Grandfathering is not unfair. Right or wrong people have planned their finances on the basis of the existing state of affairs and that includes the ability to claim any losses against other income. We should only be talking about a prospective change – if for no other reason that the people rightfully upset about the change will present a massive political obstacle.
Plus they don’t get to keep the deal for ‘perpetuity’ – they only get to claim losses against other income for as long as they have losses on the investment and there is little point in continuing to do that if the expectation of excessive capital gains fades. As you note the expectation of excessive gains on existing property are like to subside if new investors in existing property cannot claim losses against wage and salary income.
Those who wish to be able to claim losses on investment property against other income, whether they be rich or poor, will be able to do so if they buy new property. But realistically this will only happen if the prospects of large capital gains on new property appear likely and that is also very doubtful as new housing, like new cars, tends to lose value once it has lost that new house smell. So investors in new housing are likely to be rental yield bounty hunters.
You say that tilting the table towards new builds might result in an oversupply. Well the vacancy rates in most Australian capital cities across a range of housing stock demonstrate that an oversupply is not a current problem and has not been a problem in recorded memory. Lets worry about that if it happens – oversupply is something often spoken of but rarely seen. And if it does happen, it will be a temporary issue and one that is easily dealt with by allowing a few more migrants or refugees in for a few months.

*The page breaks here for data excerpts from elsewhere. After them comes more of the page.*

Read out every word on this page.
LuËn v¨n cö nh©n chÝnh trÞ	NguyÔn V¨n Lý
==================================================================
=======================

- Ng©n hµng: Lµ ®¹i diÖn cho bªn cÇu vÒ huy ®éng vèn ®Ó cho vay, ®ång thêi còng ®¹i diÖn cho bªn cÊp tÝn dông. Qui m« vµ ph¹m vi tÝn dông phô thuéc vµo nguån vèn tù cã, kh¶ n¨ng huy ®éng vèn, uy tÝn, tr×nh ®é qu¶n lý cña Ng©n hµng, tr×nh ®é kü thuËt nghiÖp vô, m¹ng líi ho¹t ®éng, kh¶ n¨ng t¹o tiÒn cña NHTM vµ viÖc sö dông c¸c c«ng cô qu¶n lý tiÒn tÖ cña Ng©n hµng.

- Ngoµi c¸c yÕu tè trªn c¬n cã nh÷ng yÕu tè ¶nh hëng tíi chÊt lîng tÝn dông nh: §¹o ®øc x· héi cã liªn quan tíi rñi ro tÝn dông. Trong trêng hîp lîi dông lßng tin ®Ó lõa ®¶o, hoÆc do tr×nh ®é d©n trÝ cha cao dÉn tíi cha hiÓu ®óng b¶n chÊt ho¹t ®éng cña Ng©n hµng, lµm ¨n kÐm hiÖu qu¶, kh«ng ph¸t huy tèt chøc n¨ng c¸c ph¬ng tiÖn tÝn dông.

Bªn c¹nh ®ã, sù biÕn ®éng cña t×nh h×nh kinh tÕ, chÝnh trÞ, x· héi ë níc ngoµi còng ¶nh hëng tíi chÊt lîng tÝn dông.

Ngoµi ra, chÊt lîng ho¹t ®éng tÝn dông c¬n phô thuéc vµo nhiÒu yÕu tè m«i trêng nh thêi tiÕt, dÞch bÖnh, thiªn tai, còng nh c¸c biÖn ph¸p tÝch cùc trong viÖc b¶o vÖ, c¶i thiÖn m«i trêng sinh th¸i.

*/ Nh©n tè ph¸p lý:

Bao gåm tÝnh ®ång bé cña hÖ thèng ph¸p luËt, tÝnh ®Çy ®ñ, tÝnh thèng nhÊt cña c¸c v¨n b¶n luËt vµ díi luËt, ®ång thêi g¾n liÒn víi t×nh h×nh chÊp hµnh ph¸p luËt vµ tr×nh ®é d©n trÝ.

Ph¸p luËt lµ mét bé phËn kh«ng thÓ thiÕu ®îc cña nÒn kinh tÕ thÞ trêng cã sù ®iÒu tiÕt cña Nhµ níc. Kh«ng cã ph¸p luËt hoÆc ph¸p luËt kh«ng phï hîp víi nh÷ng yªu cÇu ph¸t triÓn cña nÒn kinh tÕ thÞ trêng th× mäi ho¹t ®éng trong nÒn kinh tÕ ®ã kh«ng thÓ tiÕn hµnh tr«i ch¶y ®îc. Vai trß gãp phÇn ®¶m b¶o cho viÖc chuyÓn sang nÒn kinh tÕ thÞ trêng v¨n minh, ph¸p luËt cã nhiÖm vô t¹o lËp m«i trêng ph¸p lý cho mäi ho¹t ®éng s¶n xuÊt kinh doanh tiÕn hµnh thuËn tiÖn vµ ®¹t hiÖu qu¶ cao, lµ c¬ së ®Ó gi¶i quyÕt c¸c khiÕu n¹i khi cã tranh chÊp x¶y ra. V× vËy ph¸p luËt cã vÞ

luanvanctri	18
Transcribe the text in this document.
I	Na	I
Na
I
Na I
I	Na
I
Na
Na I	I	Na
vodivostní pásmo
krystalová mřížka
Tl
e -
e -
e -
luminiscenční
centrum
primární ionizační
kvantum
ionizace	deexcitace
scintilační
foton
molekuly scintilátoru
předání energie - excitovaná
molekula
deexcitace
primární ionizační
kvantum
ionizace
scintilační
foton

Building for the sake of building is not solution but it is a solution to a problem that currently exists – cat’s bum tight vacancy rates across the country.
The issue of who gets the benefit of the losses claimed against other income is a red herring. The issue is not really who gets to claim those losses and whether they are rich or poor. The point is that claiming those losses is just a small part of why people invest in property. They are not investing to have up to half their losses repaid by the tax man. They are investing in the hope of making excessive capital gains. Limiting their ability to reduce their losses along the way to excessive capital gains takes some of the sweetness out of the deal but the big money they are after remains the capital gains and it likely that excessive investment in real estate will continue while the promise of those gains appears likely. And as we know the main determinant of that is in the hands of the RBA and APRA and how much cheap bank created money they allow to be sprayed in the direction of the property market.
And that is ultimately why fiddling with negative gearing is not going to pop any bubble.
At best it will knock a bit of foam off the property investors beer and reduce the rate of increase of property prices – maybe.
Even the reduction in the CGT discount may only knock a bit more foam off – after all a discount on 25% of the gain is better than no discount at all.
Ultimately the only things that can really pop the bubble are:
1. The RBA and APRA forcing up the price of house hold debt and that seems unlikely as they love their household debt bubble.
2. The demand of households to hold debt crashes – regardless of how tempting the RBA drives the mortgage debt “bait rates”.
3. There is an oversupply of property across a range of markets – and that is not something to be worried about as a bit of oversupply will help maintain downward pressure on prices and if we got really worried about it we can fix that with some migration or humanitarian intake.